Quelques fuites faciles à identifier, à atteindre et à réparer n'auraient pas constitué un problème particulièrement grave pour ITER. En effet, de petites fuites de vide apparaissent parfois dans les dispositifs de fusion et certaines ont déjà été localisées et réparées efficacement dans d'autres tokamaks comme le JET européen et le KSTAR coréen.

Cependant, le fait que ces fuites puissent être dues à une fissuration par corrosion sous contrainte était beaucoup plus préoccupant. Cette hypothèse, si elle se vérifiait, signifiait qu'une corrosion était probablement présente et en progression dans d'autres tronçons des tubulures de refroidissement de l'écran thermique, laissant augurer de plusieurs centaines ou milliers d'autres fuites dans les années à venir.

Il fallait donc impérativement rechercher la présence d'une fissuration par corrosion étendue susceptible de provoquer d'autres fuites dans les tubulures. Mais aucune des techniques existantes n'était capable de détecter des fissures aussi minuscules.

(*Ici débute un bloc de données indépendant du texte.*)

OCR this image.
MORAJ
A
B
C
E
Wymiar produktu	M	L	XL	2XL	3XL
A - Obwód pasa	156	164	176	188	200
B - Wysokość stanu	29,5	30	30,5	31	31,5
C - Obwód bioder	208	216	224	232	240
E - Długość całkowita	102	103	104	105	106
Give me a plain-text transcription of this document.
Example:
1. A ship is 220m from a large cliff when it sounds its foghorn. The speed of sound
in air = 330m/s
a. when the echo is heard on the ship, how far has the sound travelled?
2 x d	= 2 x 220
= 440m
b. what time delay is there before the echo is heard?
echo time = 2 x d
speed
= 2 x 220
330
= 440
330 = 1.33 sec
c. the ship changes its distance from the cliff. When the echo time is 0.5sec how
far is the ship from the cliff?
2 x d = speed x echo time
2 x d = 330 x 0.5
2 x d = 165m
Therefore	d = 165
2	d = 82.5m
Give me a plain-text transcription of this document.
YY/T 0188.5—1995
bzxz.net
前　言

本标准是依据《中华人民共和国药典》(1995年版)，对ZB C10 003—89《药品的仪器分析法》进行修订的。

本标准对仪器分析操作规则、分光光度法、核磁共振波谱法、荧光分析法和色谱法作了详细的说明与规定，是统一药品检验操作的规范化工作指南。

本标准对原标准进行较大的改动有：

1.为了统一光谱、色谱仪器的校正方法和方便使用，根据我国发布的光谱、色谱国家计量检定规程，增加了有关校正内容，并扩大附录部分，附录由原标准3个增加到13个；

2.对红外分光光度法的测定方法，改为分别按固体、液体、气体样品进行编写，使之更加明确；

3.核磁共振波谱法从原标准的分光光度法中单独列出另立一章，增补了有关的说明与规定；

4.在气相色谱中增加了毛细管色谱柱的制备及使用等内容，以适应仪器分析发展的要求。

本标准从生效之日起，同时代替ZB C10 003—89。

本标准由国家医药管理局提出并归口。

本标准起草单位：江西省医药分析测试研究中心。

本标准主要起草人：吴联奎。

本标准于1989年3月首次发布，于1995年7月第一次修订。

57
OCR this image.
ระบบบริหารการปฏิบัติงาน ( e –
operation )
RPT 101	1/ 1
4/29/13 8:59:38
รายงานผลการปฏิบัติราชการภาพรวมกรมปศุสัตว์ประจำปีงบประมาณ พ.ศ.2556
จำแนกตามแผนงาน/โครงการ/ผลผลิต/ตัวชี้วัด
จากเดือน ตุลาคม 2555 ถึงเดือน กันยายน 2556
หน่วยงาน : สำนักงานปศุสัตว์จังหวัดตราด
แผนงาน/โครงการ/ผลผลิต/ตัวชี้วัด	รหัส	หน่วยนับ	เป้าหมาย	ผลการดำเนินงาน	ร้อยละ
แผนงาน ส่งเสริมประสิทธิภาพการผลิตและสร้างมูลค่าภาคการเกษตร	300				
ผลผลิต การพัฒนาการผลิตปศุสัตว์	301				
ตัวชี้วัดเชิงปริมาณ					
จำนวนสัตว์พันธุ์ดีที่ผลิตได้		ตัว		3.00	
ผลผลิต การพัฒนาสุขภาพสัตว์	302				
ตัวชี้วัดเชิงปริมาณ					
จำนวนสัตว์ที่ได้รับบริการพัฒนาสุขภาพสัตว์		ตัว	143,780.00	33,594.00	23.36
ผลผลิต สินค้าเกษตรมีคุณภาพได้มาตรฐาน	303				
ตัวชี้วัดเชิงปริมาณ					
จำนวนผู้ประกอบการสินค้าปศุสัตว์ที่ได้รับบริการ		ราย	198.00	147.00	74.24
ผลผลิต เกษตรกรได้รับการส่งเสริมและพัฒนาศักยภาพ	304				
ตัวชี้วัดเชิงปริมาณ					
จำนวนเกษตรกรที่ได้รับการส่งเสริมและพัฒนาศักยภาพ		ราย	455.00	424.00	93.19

Pour résoudre ce problème, le groupe vide d'ITER s'est tourné vers l'équipe d'ingénierie mécanique et des matériaux du CERN (l'Organisation européenne pour la recherche nucléaire). ITER a mis en place un accord de coopération avec le CERN en 2008 afin de bénéficier de l'expertise que cette organisation a développée dans le domaine de l'évaluation des matériaux et des aimants lors de la construction du grand collisionneur de hadrons (LHC).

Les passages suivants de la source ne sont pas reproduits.